17 That cursyd clott of Camys kyn. See 17.663 and 27.648 for similar phrases.
45–46 Alas, that I had beyn forlorn / Within hir syd. That is, alas, if only I had been lost — had died — within her womb.
49–50 For I was born withowtyn grace / Thay me namyd and callyd Judas. His parents named him Judas because he was born without grace, anachronistically anticipating the reputation of the name after the betrayal.
51–54 The father . . . . deth to se. Because a father by nature has compassion for his child, he could not see him killed outright, in front of him.
65–66 of that land . . . Judas Skariott. Judas’ surname — used in the gospels primarily to distinguish him from the other disciple bearing the relatively common name of Judas (see the headnote to the Ascension play) — in Hebrew means “of Kerioth,” a village in Judea, but here the name of the island on which he is cast up.
85–86 Then the kyng gart make a fest / To all the land of the best. That is, then the king had a feast prepared, of all the best kind of fare, for everyone in the land.
APPENDIX: THE HANGING OF JUDAS: TEXTUAL NOTES
The edition by Stevens and Cawley for the Early English Text Society, along with the facsimile edition that they likewise co-edited, remains the chief source for analysis of the Towneley manuscript and its various textual annotations, corrections, marginalia, and other particularities. Unlike theirs, the current edition makes no note of most minor corrections, such as an obviously misplaced and crossed-out letter before a correctly written word, except where these might potentially affect understanding of the established text.
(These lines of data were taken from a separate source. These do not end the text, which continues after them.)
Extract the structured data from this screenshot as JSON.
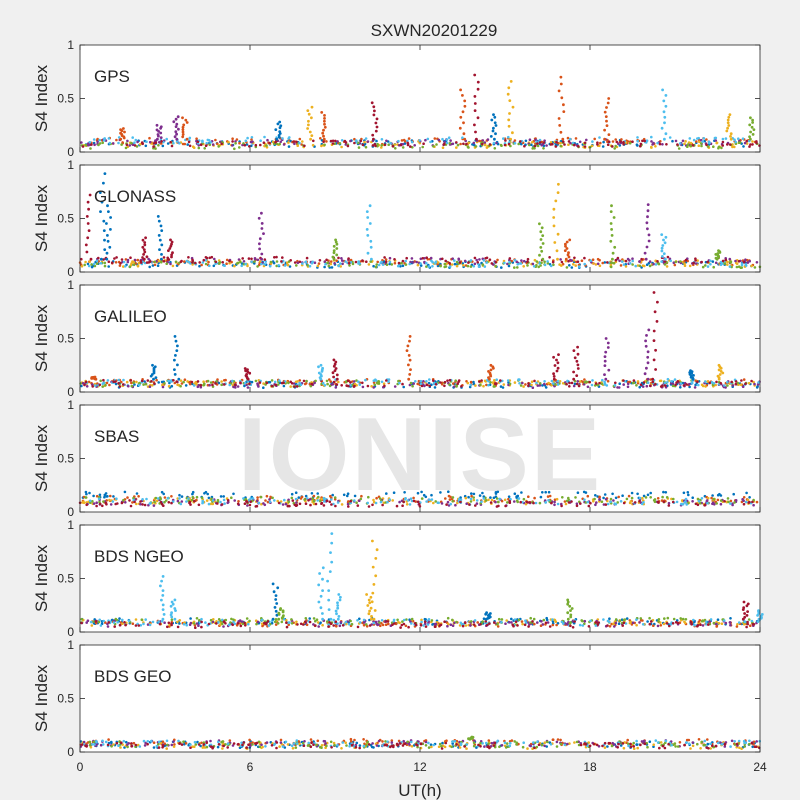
{
  "figure": {
    "title": "SXWN20201229",
    "xlabel": "UT(h)",
    "ylabel": "S4 Index",
    "watermark": "IONISE"
  },
  "chart_data": {
    "type": "scatter",
    "title": "SXWN20201229",
    "xlabel": "UT(h)",
    "ylabel": "S4 Index",
    "xlim": [
      0,
      24
    ],
    "ylim": [
      0,
      1
    ],
    "xticks": [
      0,
      6,
      12,
      18,
      24
    ],
    "yticks": [
      0,
      0.5,
      1
    ],
    "colors": [
      "#0072bd",
      "#d95319",
      "#edb120",
      "#7e2f8e",
      "#77ac30",
      "#4dbeee",
      "#a2142f"
    ],
    "panels": [
      {
        "label": "GPS",
        "baseline": [
          0.08,
          0.1,
          0.07,
          0.09,
          0.06,
          0.11,
          0.08
        ],
        "peaks": [
          {
            "x": 1.5,
            "y": 0.22,
            "c": 1
          },
          {
            "x": 2.8,
            "y": 0.25,
            "c": 3
          },
          {
            "x": 3.4,
            "y": 0.33,
            "c": 3
          },
          {
            "x": 3.7,
            "y": 0.32,
            "c": 1
          },
          {
            "x": 7.0,
            "y": 0.28,
            "c": 0
          },
          {
            "x": 8.1,
            "y": 0.42,
            "c": 2
          },
          {
            "x": 8.6,
            "y": 0.37,
            "c": 1
          },
          {
            "x": 10.4,
            "y": 0.46,
            "c": 6
          },
          {
            "x": 13.5,
            "y": 0.58,
            "c": 1
          },
          {
            "x": 14.0,
            "y": 0.72,
            "c": 6
          },
          {
            "x": 14.6,
            "y": 0.35,
            "c": 0
          },
          {
            "x": 15.2,
            "y": 0.66,
            "c": 2
          },
          {
            "x": 17.0,
            "y": 0.7,
            "c": 1
          },
          {
            "x": 18.6,
            "y": 0.5,
            "c": 1
          },
          {
            "x": 20.6,
            "y": 0.58,
            "c": 5
          },
          {
            "x": 22.9,
            "y": 0.35,
            "c": 2
          },
          {
            "x": 23.7,
            "y": 0.32,
            "c": 4
          }
        ]
      },
      {
        "label": "GLONASS",
        "baseline": [
          0.07,
          0.09,
          0.08,
          0.1,
          0.07,
          0.08,
          0.11
        ],
        "peaks": [
          {
            "x": 0.3,
            "y": 0.72,
            "c": 6
          },
          {
            "x": 0.8,
            "y": 0.92,
            "c": 0
          },
          {
            "x": 1.0,
            "y": 0.62,
            "c": 0
          },
          {
            "x": 2.3,
            "y": 0.32,
            "c": 6
          },
          {
            "x": 2.8,
            "y": 0.52,
            "c": 0
          },
          {
            "x": 3.2,
            "y": 0.3,
            "c": 6
          },
          {
            "x": 6.4,
            "y": 0.55,
            "c": 3
          },
          {
            "x": 9.0,
            "y": 0.3,
            "c": 4
          },
          {
            "x": 10.2,
            "y": 0.62,
            "c": 5
          },
          {
            "x": 16.3,
            "y": 0.45,
            "c": 4
          },
          {
            "x": 16.8,
            "y": 0.82,
            "c": 2
          },
          {
            "x": 17.2,
            "y": 0.3,
            "c": 1
          },
          {
            "x": 18.8,
            "y": 0.62,
            "c": 4
          },
          {
            "x": 20.0,
            "y": 0.63,
            "c": 3
          },
          {
            "x": 20.6,
            "y": 0.35,
            "c": 5
          },
          {
            "x": 22.5,
            "y": 0.2,
            "c": 4
          }
        ]
      },
      {
        "label": "GALILEO",
        "baseline": [
          0.07,
          0.09,
          0.08,
          0.07,
          0.08,
          0.09,
          0.08
        ],
        "peaks": [
          {
            "x": 0.5,
            "y": 0.14,
            "c": 1
          },
          {
            "x": 2.6,
            "y": 0.25,
            "c": 0
          },
          {
            "x": 3.4,
            "y": 0.52,
            "c": 0
          },
          {
            "x": 5.9,
            "y": 0.22,
            "c": 6
          },
          {
            "x": 8.5,
            "y": 0.25,
            "c": 5
          },
          {
            "x": 9.0,
            "y": 0.3,
            "c": 6
          },
          {
            "x": 11.6,
            "y": 0.52,
            "c": 1
          },
          {
            "x": 14.5,
            "y": 0.25,
            "c": 1
          },
          {
            "x": 16.8,
            "y": 0.35,
            "c": 6
          },
          {
            "x": 17.5,
            "y": 0.42,
            "c": 6
          },
          {
            "x": 18.6,
            "y": 0.5,
            "c": 3
          },
          {
            "x": 20.0,
            "y": 0.58,
            "c": 3
          },
          {
            "x": 20.3,
            "y": 0.93,
            "c": 6
          },
          {
            "x": 21.6,
            "y": 0.2,
            "c": 0
          },
          {
            "x": 22.6,
            "y": 0.25,
            "c": 2
          }
        ]
      },
      {
        "label": "SBAS",
        "baseline": [
          0.16,
          0.12,
          0.1,
          0.09,
          0.11,
          0.1,
          0.08
        ],
        "peaks": []
      },
      {
        "label": "BDS NGEO",
        "baseline": [
          0.1,
          0.08,
          0.09,
          0.08,
          0.1,
          0.09,
          0.07
        ],
        "peaks": [
          {
            "x": 2.9,
            "y": 0.52,
            "c": 5
          },
          {
            "x": 3.3,
            "y": 0.3,
            "c": 5
          },
          {
            "x": 6.9,
            "y": 0.45,
            "c": 0
          },
          {
            "x": 7.1,
            "y": 0.22,
            "c": 4
          },
          {
            "x": 8.5,
            "y": 0.6,
            "c": 5
          },
          {
            "x": 8.8,
            "y": 0.92,
            "c": 5
          },
          {
            "x": 9.1,
            "y": 0.35,
            "c": 5
          },
          {
            "x": 10.4,
            "y": 0.85,
            "c": 2
          },
          {
            "x": 10.2,
            "y": 0.35,
            "c": 2
          },
          {
            "x": 14.4,
            "y": 0.18,
            "c": 0
          },
          {
            "x": 17.3,
            "y": 0.3,
            "c": 4
          },
          {
            "x": 23.5,
            "y": 0.28,
            "c": 6
          },
          {
            "x": 24.0,
            "y": 0.2,
            "c": 5
          }
        ]
      },
      {
        "label": "BDS GEO",
        "baseline": [
          0.07,
          0.09,
          0.06,
          0.08,
          0.07,
          0.08,
          0.06
        ],
        "peaks": [
          {
            "x": 13.8,
            "y": 0.14,
            "c": 4
          }
        ]
      }
    ]
  }
}
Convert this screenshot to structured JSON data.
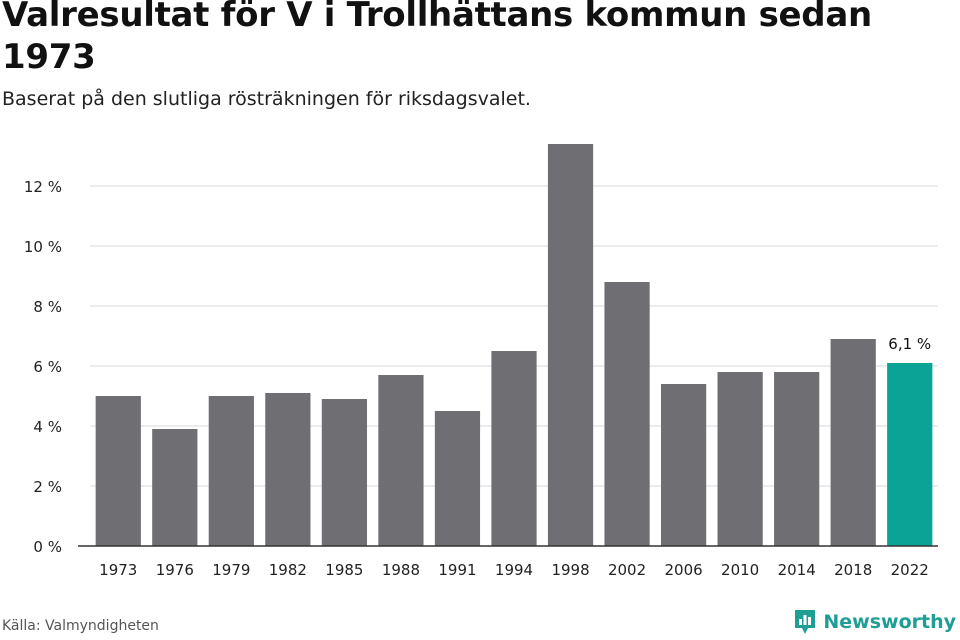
{
  "header": {
    "title": "Valresultat för V i Trollhättans kommun sedan 1973",
    "subtitle": "Baserat på den slutliga rösträkningen för riksdagsvalet."
  },
  "footer": {
    "source": "Källa: Valmyndigheten",
    "brand": "Newsworthy",
    "brand_color": "#1f9e95"
  },
  "colors": {
    "bar": "#6f6e73",
    "highlight": "#0aa396",
    "grid": "#d9d9d9",
    "axis": "#333333"
  },
  "chart_data": {
    "type": "bar",
    "categories": [
      "1973",
      "1976",
      "1979",
      "1982",
      "1985",
      "1988",
      "1991",
      "1994",
      "1998",
      "2002",
      "2006",
      "2010",
      "2014",
      "2018",
      "2022"
    ],
    "values": [
      5.0,
      3.9,
      5.0,
      5.1,
      4.9,
      5.7,
      4.5,
      6.5,
      13.4,
      8.8,
      5.4,
      5.8,
      5.8,
      6.9,
      6.1
    ],
    "highlight_index": 14,
    "data_labels": [
      {
        "index": 14,
        "text": "6,1 %"
      }
    ],
    "y_ticks": [
      0,
      2,
      4,
      6,
      8,
      10,
      12
    ],
    "y_tick_labels": [
      "0 %",
      "2 %",
      "4 %",
      "6 %",
      "8 %",
      "10 %",
      "12 %"
    ],
    "ylim": [
      0,
      13.4
    ],
    "grid": true,
    "legend": "none"
  }
}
Abbreviations: EP: The Towneley Plays, ed. England and Pollard (EETS, 1897); Facs: The Towneley Cycle: A Facsimile of Huntington MS HM 1, ed. Cawley and Stevens; MED: Middle English Dictionary; MS: Huntington MS HM 1 (base text); SC: The Towneley Plays, ed. Stevens and Cawley (EETS, 1994); s.d.: stage direction; Surtees: The Towneley Mysteries, ed. Raine; York: The York Corpus Christi Plays, ed. Davidson (2011).
1 Judas (speech heading). MS: no speech heading. See headnote to this play in Explanatory Notes.
2 cursyd. MS: r inserted above the line.
9 Als. MS: the s resembles an abbreviation for -ys.
19-25 Dreyd of that . . . . sche cryed faste. MS: a later hand has written Lysters pag, now smudged, down the right-hand margin.
32 if. MS: added above the line.
40 full well knaw. MS: another hand has copied this phrase just above the existing line, now badly smudged.
49 grace. MS: gce. Above this word is the same mark used in the left margin to mark stanzas throughout these two pages.
74 on. MS: added above the line.
After 96 Finis huius. MS: written by a later hand. To the left of this in the bottom margin, mostly smudged, are the phrases by me the and below that by me Rcd D; below these, upside down and partly cropped with the bottom of the page, is an inscription that apparently reads, in part, being the first daye of, the last portion being illegible.